Pater Poulain SJ – ein unauffälliges Leben (1)
Augustin Poulain wurde im Jahre 1863 in Cherbourg geboren. Er begann seine Schulbildung im Jesuitenkolleg in Brugellete, wo er mit einem schwachen Ergebnis Latein lernte, mit einem besseren Philosophie, was ihm erlaubte ein mittleres baccalauréat en lettres zu erhalten, was in etwa mit Abitur mit Leistungsfächern Philosophie und Latein vergleichbar ist.[10] Die Wiedergabe der französischen akademischen Grade des 19. Jahrhunderts in den Begriffen der gegenwärtigen, deutschen Bildung ist recht schwierig. Denn das französische Baccalauréat ist bis heute etwas mehr als das deutsche Abitur, da es zugleich der erste akademische Grad ist, was in Deutschland zur Zeit dem Bachelor entspricht. Das Baccalauréat ermöglicht in Frankreich wird das Abitur in Deutschland, einerseits ein Hochschulstudium, andererseits steht in Frankreich den zentralgesteuerten und gefürchteten Prüfungen des Baccalauréats ein Universitätsprofessor vor, was in Deutschland beim Abitur nicht der Fall ist. Wie in Deutschland die Abiturnote, so bestimmt auch die Note des Baccalauréats die Möglichkeit an bestimmten Hochschulen zu studieren. Sehr begehrt und angesehen ist bei dieser Wahl immer eine École centrale. In der Zeit von Pater Poulain, welche in die Zeit nach der napoleonischen Schulreform fiel, trat das Baccalauréat als
- baccalauréat en lettres, h. er wurde in den Fächern Latein, Französisch und der Philosophie im Alter von 16 Jahren abgelegt und befähigte bei der entsprechenden Endnote zum Studium dieser Fächer;
- baccalauréat en sciences, welches in Naturwissenschaften abgelegt wurde und dieses Studium ermöglichte
- sowie das baccalauréat en droit, wo man in den Rechtswissenschaften geprüft wurde und anschließend Jura studieren konnte.

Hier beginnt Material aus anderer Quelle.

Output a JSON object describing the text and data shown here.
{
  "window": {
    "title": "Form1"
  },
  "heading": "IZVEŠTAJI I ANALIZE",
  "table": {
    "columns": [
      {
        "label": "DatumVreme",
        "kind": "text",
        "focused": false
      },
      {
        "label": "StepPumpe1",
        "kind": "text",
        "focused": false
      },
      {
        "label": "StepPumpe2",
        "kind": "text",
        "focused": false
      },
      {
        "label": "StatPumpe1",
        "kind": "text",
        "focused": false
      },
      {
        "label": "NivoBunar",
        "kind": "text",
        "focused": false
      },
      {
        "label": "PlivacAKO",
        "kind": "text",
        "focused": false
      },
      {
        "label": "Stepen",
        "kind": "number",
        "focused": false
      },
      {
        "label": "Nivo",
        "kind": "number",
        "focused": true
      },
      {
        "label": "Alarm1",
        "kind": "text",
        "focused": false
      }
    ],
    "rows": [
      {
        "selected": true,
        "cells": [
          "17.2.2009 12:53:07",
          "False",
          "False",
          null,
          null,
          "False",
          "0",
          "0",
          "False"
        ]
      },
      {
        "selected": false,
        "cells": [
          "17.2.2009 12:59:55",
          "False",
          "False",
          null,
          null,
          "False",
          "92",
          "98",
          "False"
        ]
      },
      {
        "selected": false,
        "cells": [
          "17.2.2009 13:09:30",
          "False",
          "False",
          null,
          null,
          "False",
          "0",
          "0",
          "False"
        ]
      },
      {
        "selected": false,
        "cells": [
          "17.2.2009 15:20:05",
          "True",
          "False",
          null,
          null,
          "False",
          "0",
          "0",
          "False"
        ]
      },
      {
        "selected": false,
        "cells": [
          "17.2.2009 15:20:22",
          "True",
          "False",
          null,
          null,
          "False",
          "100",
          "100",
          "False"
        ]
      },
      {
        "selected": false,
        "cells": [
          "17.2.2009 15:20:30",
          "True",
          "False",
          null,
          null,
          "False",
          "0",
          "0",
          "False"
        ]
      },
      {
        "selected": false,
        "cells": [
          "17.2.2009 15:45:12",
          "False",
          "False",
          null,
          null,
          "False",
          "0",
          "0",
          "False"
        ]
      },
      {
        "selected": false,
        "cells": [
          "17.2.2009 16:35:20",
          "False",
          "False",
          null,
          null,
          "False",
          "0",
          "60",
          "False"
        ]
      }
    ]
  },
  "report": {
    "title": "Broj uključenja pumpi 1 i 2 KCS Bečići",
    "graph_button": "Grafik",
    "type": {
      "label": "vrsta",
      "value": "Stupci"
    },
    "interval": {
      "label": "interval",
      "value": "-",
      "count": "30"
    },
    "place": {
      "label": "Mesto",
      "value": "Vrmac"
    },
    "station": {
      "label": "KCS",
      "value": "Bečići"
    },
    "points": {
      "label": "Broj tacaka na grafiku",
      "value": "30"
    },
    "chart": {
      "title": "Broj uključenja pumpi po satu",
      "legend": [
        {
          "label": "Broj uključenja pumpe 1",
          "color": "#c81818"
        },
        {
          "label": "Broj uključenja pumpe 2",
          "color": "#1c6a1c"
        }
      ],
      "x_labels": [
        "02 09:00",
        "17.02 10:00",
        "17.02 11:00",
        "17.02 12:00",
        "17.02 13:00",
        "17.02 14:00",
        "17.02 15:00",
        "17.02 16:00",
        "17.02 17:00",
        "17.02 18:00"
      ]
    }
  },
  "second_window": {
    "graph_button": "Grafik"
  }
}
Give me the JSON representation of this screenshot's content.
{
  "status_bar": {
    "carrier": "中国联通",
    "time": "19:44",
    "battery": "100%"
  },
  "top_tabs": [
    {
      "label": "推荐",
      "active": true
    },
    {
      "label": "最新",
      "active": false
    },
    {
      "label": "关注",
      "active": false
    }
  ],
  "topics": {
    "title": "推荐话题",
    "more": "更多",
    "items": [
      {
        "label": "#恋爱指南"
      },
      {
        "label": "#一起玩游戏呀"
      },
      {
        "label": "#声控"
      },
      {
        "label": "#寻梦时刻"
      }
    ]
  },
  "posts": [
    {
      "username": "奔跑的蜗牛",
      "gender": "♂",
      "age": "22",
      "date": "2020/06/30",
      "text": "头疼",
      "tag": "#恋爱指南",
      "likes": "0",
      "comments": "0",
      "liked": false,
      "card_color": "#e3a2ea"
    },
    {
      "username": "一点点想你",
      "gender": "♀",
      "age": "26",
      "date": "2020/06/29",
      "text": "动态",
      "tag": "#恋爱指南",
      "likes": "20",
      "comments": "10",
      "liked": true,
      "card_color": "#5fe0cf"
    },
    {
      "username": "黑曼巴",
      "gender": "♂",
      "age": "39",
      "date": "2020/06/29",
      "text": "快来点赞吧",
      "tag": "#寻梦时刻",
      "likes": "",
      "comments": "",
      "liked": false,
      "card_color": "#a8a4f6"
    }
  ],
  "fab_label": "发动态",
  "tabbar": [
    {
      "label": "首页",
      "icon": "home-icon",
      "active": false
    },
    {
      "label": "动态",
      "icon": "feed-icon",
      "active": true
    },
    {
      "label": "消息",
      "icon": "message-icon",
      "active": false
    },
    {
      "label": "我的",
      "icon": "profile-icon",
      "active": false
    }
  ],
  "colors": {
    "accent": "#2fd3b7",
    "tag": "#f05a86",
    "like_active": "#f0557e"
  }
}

Normalerweise strebte man (a), (b) oder (c) an. Das recht mittelmäßige baccalauréat en lettres erlaubte Poulain 1854 in das Jesuitenkolleg École Sainte-Geneviève einzutreten, wo er ein Jahr lang Mathematik lernte und diesmal erlangte er ein so gutes baccalauréat en sciences, was ihn dazu befähigte ein Studium der Mathematik an der École centrale anzufangen, was wohl der Möglichkeit eines Mathematikstudiums an einer technischen Universität entspricht. Er entschloss sich aber im Jahre 1858 den Jesuiten beizutreten, wo er nach dem Novitiat ein Jahr lang Mathematik, wohl im Selbststudium, studierte. In den Jahren 1861-1870 studierte er außerdem Theologie und unterrichtete gleichzeitig als Professor an der École Sainte-Geneviève Mathematik. Die Einordnung eines französischen Professors an einem Jesuitenkolleg im späten 19. Jahrhundert in das heutige Bildungssystem ist noch schwieriger als im Falle des Baccalauréats. Es ist sicherlich mehr als ein deutscher Gymnasiallehrer und weniger als ein Universitätsprofessor. Am ehesten lässt sich dieser Rang wohl mit einem Hochschullehrer an einer Fachhochschule vergleichen. Sicherlich war Pater Poulain SJ ein begabter Mathematiker und ein intelligenter Mensch, da seine zwei baccalauréats und die Qualifizierung für die École centrale sicherlich überdurchschnittlich sind. Auch eine Lehrtätigkeit an einem Jesuitenkolleg dieser Zeit spricht für seine didaktische und mathematische Begabung, da die Lehranstalten der Jesuiten ein so hohes Bildungsniveau aufwiesen, da sie nicht einmal von der französischen Revolution und den nachfolgenden antikatholischen Regierungen liquidiert worden sind, da man solch gute Bildungsstätten für die Jugend beibehalten wollte. Sicherlich war aber Pater Poulain SJ mathematisch gesehen weder ein Pascal noch ein Leibniz oder Russel.